Hello,
I am new here and I do get this error often…I revise my code several time…I didnot specify the type of the variables in my function yet I get this error when I call the function…What is the meaning of this error as it seems to me like I donot get it and how do I fix it ?
Thank you
so it looks like you have a DataFrame whose column already have types, for example this could be what you’re doing:
julia> df
3×2 DataFrame│ Row │ a │ b │
│ │ Float64 │ String │
├─────┼─────────┼────────┤
│ 1 │ 1.0 │ x │
│ 2 │ 1.0 │ y │
│ 3 │ 1.0 │ γ │
julia> df.b .= "a"3-element Array{String,1}:
"a"
"a"
"a"
julia> df.a .= "a"
ERROR: MethodError: Cannot `convert` an object of type String to an object of type Float64
Closest candidates are:
convert(::Type{T}, ::T) where T<:Number at number.jl:6
convert(::Type{T}, ::Number) where T<:Number at number.jl:7
convert(::Type{T}, ::Base.TwicePrecision) where T<:Number at twiceprecision.jl:250
...
Stacktrace:
[1] fill!(::Array{Float64,1}, ::String) at ./array.jl:336
[2] copyto! at ./broadcast.jl:872 [inlined]
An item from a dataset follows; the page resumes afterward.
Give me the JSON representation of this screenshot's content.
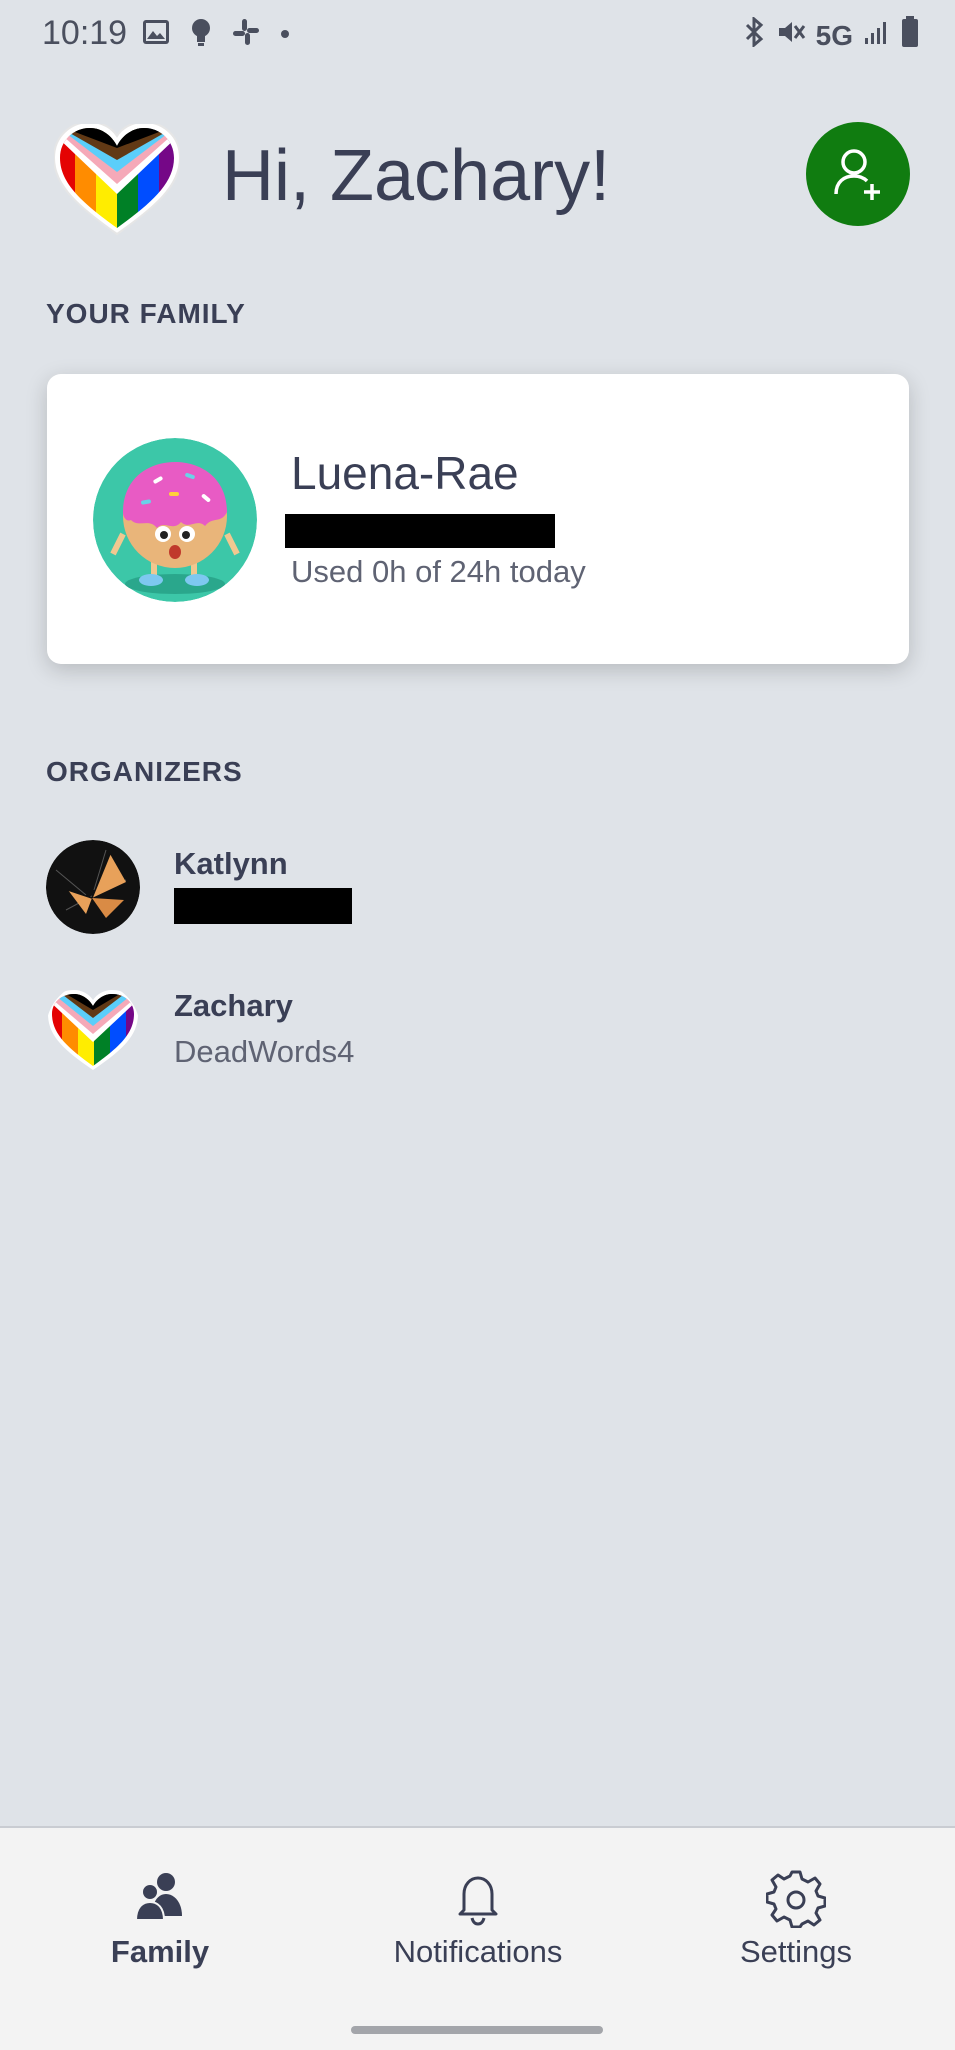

[3] materialize!(::Array{Float64,1}, ::Base.Broadcast.Broadcasted{Base.Broadcast.DefaultArrayStyle{0},Nothing,typeof(identity),Tuple{Base.RefValue{String}}}) at ./broadcast.jl:823
[4] top-level scope at REPL[10]:1
if you need to replace the column, you need the following syntax:
df[!, :a] .= "a"
to change the type of the column entirely
Btw. The error is probably on line 93 of general.jl as shown in your screenshot.
If you have not solved this already, maybe you could post the code from that file.
Thank you
yes solved it …Thank you